Is There a Hot Electroweak Phase Transition at $m_H\gsim m_W$?

TL;DR

Non-perturbative evidence is provided for the fact that there is no hot electroweak phase transition at large Higgs masses, and the line of first order phase transitions separating the symmetric and broken phases at small $m_H$ has an end point.

Abstract

We provide non-perturbative evidence for the fact that there is no hot electroweak phase transition at large Higgs masses, $m_H = 95$, 120 and 180 GeV. This means that the line of first order phase transitions separating the symmetric and broken phases at small $m_H$ has an end point $m_{H,c}$. In the minimal standard electroweak theory 70 GeV $<m_{H,c}<$ 95 GeV and most likely $m_{H,c} \approx 80$ GeV. If the electroweak theory is weakly coupled and the Higgs boson is found to be heavier than the critical value (which depends on the theory in question), cosmological remnants from the electroweak epoch are improbable.

Figures (5)

• Figure 1: The schematical phase diagram for the SU(2) gauge-Higgs theory.
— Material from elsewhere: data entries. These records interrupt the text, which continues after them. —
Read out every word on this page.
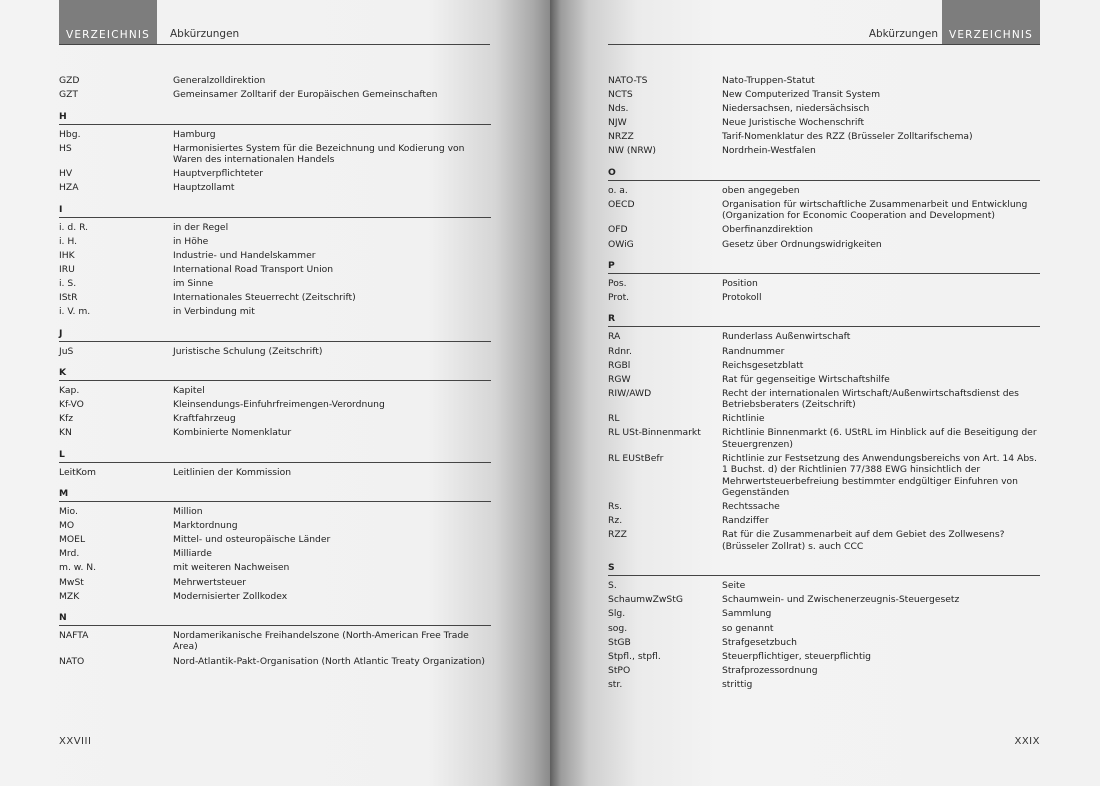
VERZEICHNIS	Abkürzungen
GZD	Generalzolldirektion
GZT	Gemeinsamer Zolltarif der Europäischen Gemeinschaften
H
Hbg.	Hamburg
HS	Harmonisiertes System für die Bezeichnung und Kodierung von Waren des internationalen Handels
HV	Hauptverpflichteter
HZA	Hauptzollamt
I
i. d. R.	in der Regel
i. H.	in Höhe
IHK	Industrie- und Handelskammer
IRU	International Road Transport Union
i. S.	im Sinne
IStR	Internationales Steuerrecht (Zeitschrift)
i. V. m.	in Verbindung mit
J
JuS	Juristische Schulung (Zeitschrift)
K
Kap.	Kapitel
Kf-VO	Kleinsendungs-Einfuhrfreimengen-Verordnung
Kfz	Kraftfahrzeug
KN	Kombinierte Nomenklatur
L
LeitKom	Leitlinien der Kommission
M
Mio.	Million
MO	Marktordnung
MOEL	Mittel- und osteuropäische Länder
Mrd.	Milliarde
m. w. N.	mit weiteren Nachweisen
MwSt	Mehrwertsteuer
MZK	Modernisierter Zollkodex
N
NAFTA	Nordamerikanische Freihandelszone (North-American Free Trade Area)
NATO	Nord-Atlantik-Pakt-Organisation (North Atlantic Treaty Organization)
XXVIII
VERZEICHNIS
Abkürzungen
NATO-TS	Nato-Truppen-Statut
NCTS	New Computerized Transit System
Nds.	Niedersachsen, niedersächsisch
NJW	Neue Juristische Wochenschrift
NRZZ	Tarif-Nomenklatur des RZZ (Brüsseler Zolltarifschema)
NW (NRW)	Nordrhein-Westfalen
O
o. a.	oben angegeben
OECD	Organisation für wirtschaftliche Zusammenarbeit und Entwicklung (Organization for Economic Cooperation and Development)
OFD	Oberfinanzdirektion
OWiG	Gesetz über Ordnungswidrigkeiten
P
Pos.	Position
Prot.	Protokoll
R
RA	Runderlass Außenwirtschaft
Rdnr.	Randnummer
RGBl	Reichsgesetzblatt
RGW	Rat für gegenseitige Wirtschaftshilfe
RIW/AWD	Recht der internationalen Wirtschaft/Außenwirtschaftsdienst des Betriebsberaters (Zeitschrift)
RL	Richtlinie
RL USt-Binnenmarkt	Richtlinie Binnenmarkt (6. UStRL im Hinblick auf die Beseitigung der Steuergrenzen)
RL EUStBefr	Richtlinie zur Festsetzung des Anwendungsbereichs von Art. 14 Abs. 1 Buchst. d) der Richtlinien 77/388 EWG hinsichtlich der Mehrwertsteuerbefreiung bestimmter endgültiger Einfuhren von Gegenständen
Rs.	Rechtssache
Rz.	Randziffer
RZZ	Rat für die Zusammenarbeit auf dem Gebiet des Zollwesens? (Brüsseler Zollrat) s. auch CCC
S
S.	Seite
SchaumwZwStG	Schaumwein- und Zwischenerzeugnis-Steuergesetz
Slg.	Sammlung
sog.	so genannt
StGB	Strafgesetzbuch
Stpfl., stpfl.	Steuerpflichtiger, steuerpflichtig
StPO	Strafprozessordnung
str.	strittig
XXIX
Solid line is the phase transition and dashed lines indicate the metastability region.
• Figure 2: $\phi^\dagger\phi$ susceptibility at $m_H^*=120$ GeV plotted as a function of $T^*$ for lattices of various sizes. The lower panel shows in more detail the region near the maximum; the continuous lines with error bands result from multihistogram reweighting. The maximum values are plotted in Fig. 3.
• Figure 3: The maximum values $\chi_{\rm max}$ for different $m_H^*$ plotted as a function of $V$. The dashed lines are lines $\sim V,V^{1/2},V^0$.
• Figure 4: The scalar and vector mass dependence on the temperature for "small" Higgs masses, $m_H^*=60$ and $80$ GeV
• Figure 5: The scalar and vector mass dependence on the temperature for "large" Higgs masses, $m_H^*=120$ and $180$ GeV.